何しろ1000年も昔の普通の人の生活なんて、何の資料も残っていない。
言い換えれば、「当時は絶対になかった」と言い切れること以外は、うまく組んで使うことができる。

前回、鮮烈なストーリー展開だったので、続きを見るか、躊躇した。
でも、妻が見ているから見てしまった。

今回の「絶対になかった」とは言い切れない事物。
「代書屋さん」(行政書士では絶対ない)。

才気煥発な女の子、まひろさんが表に出て始めた仕事である。

戸の陰に隠れて、低い声で来た人の要件を聞く。
大抵は、恋の悩みである。
悩みを聞いた上で、その状況にちょうど合う歌を書いて渡すのである。

うわぁ。
凄い発想。

平安時代の歴史と文学と政治に関する文書資料で頭をがんじがらめにされている学者先生には絶対に出てこない。

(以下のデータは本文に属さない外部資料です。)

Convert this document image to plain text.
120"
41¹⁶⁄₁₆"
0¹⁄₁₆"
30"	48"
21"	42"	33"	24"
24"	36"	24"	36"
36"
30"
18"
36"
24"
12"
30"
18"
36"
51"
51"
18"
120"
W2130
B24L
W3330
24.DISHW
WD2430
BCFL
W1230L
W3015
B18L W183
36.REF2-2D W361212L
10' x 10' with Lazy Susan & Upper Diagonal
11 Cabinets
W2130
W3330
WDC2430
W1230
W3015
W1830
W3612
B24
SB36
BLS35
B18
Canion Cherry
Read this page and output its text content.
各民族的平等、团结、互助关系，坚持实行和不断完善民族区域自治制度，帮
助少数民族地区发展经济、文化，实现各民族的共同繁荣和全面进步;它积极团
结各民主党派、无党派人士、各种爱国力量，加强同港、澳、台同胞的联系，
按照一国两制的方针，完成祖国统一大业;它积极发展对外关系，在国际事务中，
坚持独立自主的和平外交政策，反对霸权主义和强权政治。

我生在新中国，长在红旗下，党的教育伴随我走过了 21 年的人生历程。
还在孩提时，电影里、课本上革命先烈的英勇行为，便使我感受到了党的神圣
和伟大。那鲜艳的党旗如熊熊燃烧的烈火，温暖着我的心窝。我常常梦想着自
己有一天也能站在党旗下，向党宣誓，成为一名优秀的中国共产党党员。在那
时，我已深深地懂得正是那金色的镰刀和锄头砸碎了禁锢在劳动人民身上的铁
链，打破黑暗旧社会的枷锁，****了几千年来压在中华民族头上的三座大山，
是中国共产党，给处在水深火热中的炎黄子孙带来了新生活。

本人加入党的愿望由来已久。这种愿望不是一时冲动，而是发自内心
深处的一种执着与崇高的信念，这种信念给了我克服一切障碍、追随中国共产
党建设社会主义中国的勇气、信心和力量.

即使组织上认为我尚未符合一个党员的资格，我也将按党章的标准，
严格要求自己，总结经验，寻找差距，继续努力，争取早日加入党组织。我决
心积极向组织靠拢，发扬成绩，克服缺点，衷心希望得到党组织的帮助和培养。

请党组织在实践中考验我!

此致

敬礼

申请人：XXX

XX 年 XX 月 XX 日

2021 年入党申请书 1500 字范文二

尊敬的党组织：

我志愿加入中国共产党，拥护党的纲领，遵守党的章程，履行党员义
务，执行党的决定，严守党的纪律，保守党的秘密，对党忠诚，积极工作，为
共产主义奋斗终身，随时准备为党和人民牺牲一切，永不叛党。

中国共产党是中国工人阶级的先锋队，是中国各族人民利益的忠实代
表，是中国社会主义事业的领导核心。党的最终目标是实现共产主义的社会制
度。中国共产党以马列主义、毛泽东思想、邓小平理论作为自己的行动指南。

脚本家は、原案を考えた段階で、時代考証の先生に「こんなの問題ないでしょうか」と尋ねたはず。
先生の方だって「うーん、絶対になかったとは、言い切れませんねぇ」と言うしかない。
後は、整合性を取りつつ、お話を組んでいく。

代書屋で苦労して文を構成する中で、まひろさんも男女間の機微を理解する。
なぜ紫式部が男女の恋について精通していたかも、納得のいく説明ができていく。

今日見ていて気になった俳優さん。
マンガ「テルマエ・ロマエ」で、ローマ時代から現代に来た主人公が、日本人の顔を見て「平たい顔族」と言っていた。
その言葉にピッタリな俳優が続々である。

まず、柄本祐。
親代々平たい顔族である。
そして、毎熊克哉も、そのタイプ。
一番笑ったのが、矢部太郎。
もう、平安時代の絵巻から抜け出してきたようなそのまんまの姿。
これだけでも大満足。

あと、意外に似合っていたのが、代書屋を経営している絵師。
まあ随分水干姿が似合う人だなあ、見覚えがあるなあと思ったら、三遊亭小遊三師匠だった。
突然「われてもすえに」とか「ちはやふる」とか言い出すのではないか、心配になってしまった。

さあ、この先の展開が待ち遠しいのである。